Bottom line: The revocation of global certification for Qihoo’s security software by 3 European bodies will undermine the company’s credibility and hamper its drive to go global, putting pressure on its stock for the next few months.
Security software specialist Qihoo 360 (NYSE: QIHU) is finding itself in the middle of a global scandal, with word that several European accreditation bodies have refused to certify its core security software products due to the company’s misleading business practices. The case comes as an embarrassment to Qihoo, which is used to and largely ignores such scandals when they occur in its home market where such practices are relatively common.
But as Qihoo and its peers attempt to go global, they are quickly discovering that many of the things they do at home fall well below the standards set by global bodies, especially in the west. That won’t be too helpful for Chinese tech giants like Qihoo, Baidu (Nasdaq: BIDU), Xiaomi and Alibaba (NYSE: BABA), which are all trying to show the world and investors that they can compete outside their highly protected home market where standards are often a bit lower than in the west.
This particular scandal involves what would normally be routine behavior for Qihoo in its home market, though the company took the unusual step of issuing a statement to respond to the controversy. The matter centers on Qihoo’s core Internet security software products, which are offered mostly for free and are popular for that reason even though they can be highly intrusive on user privacy.
It seems the intrusive qualities are largely the result of default settings that Qihoo includes in its products, which could technically be changed by users to avoid sharing personal information. But as anyone who uses this kind of app knows, users often simply choose the default settings and are too lazy to make any changes. They often do so on the assumption that a company wouldn’t choose any defaults that were harmful or intrusive, though that’s not necessarily always a safe assumption.
In this instance, 3 European accreditation bodies — German lab AV-TEST, Austrian lab AV-Comparatives and British testing and certification body Virus Bulletin — have taken the rare step of banding together and very publicly rescinding their previous certification awarded for Qihoo products this year. (English article; Chinese article) Their grievance is that versions of Qihoo’s products they received were “significantly different” from those given to ordinary customers.
One of the big differences appears to be in the default settings, based on Qihoo’s response to the scandal.

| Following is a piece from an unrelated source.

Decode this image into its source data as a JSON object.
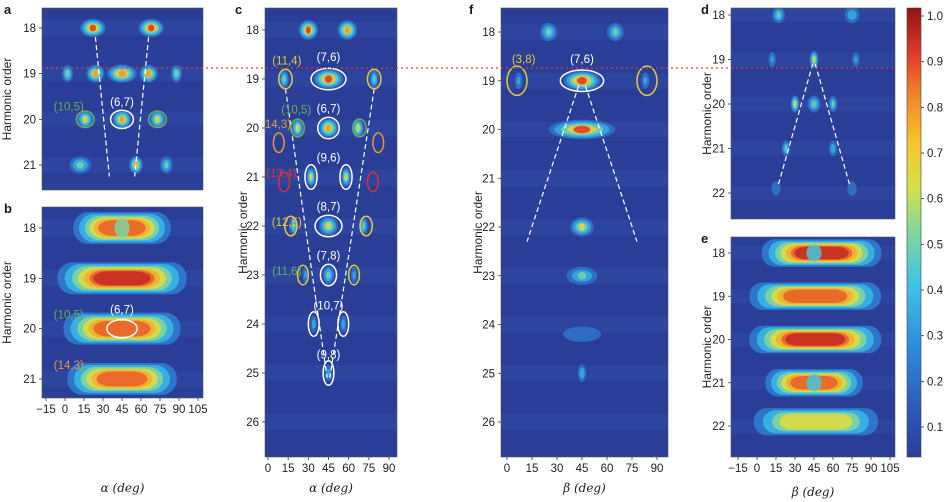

In that response, Qihoo says it disclosed the differing configuration in its products submitted to the certification bodies, and blamed the difference on the fact that many of its users use devices with lower-performance computing power. (company announcement) It added the security levels provided by the submitted products are still the same as products given to ordinary users.
Chinese consumers are used to this kind of double-standard, but westerners are far less forgiving of this kind of misleading behavior. That could be problematic for Qihoo which has recently embarked on an aggressive campaign to spread its free security software products around the globe. Earlier this year the company announced it is making rapid progress on the global front, and now has more than 100 million users outside of China. (previous post)
Qihoo’s shares fell 4 percent last week, though it’s not clear how much of that was due to the scandal. The company’s stock soared last year on big hopes for its new search engine, which seemed to be challenging leader Baidu. But they’ve lost about half their value since last summer amid disappointment about the lack of progress to monetize the search business. This latest scandal will raise more doubts about the company’s plans to globalize its older security software, and could put more downward pressure on the stock for the next few months.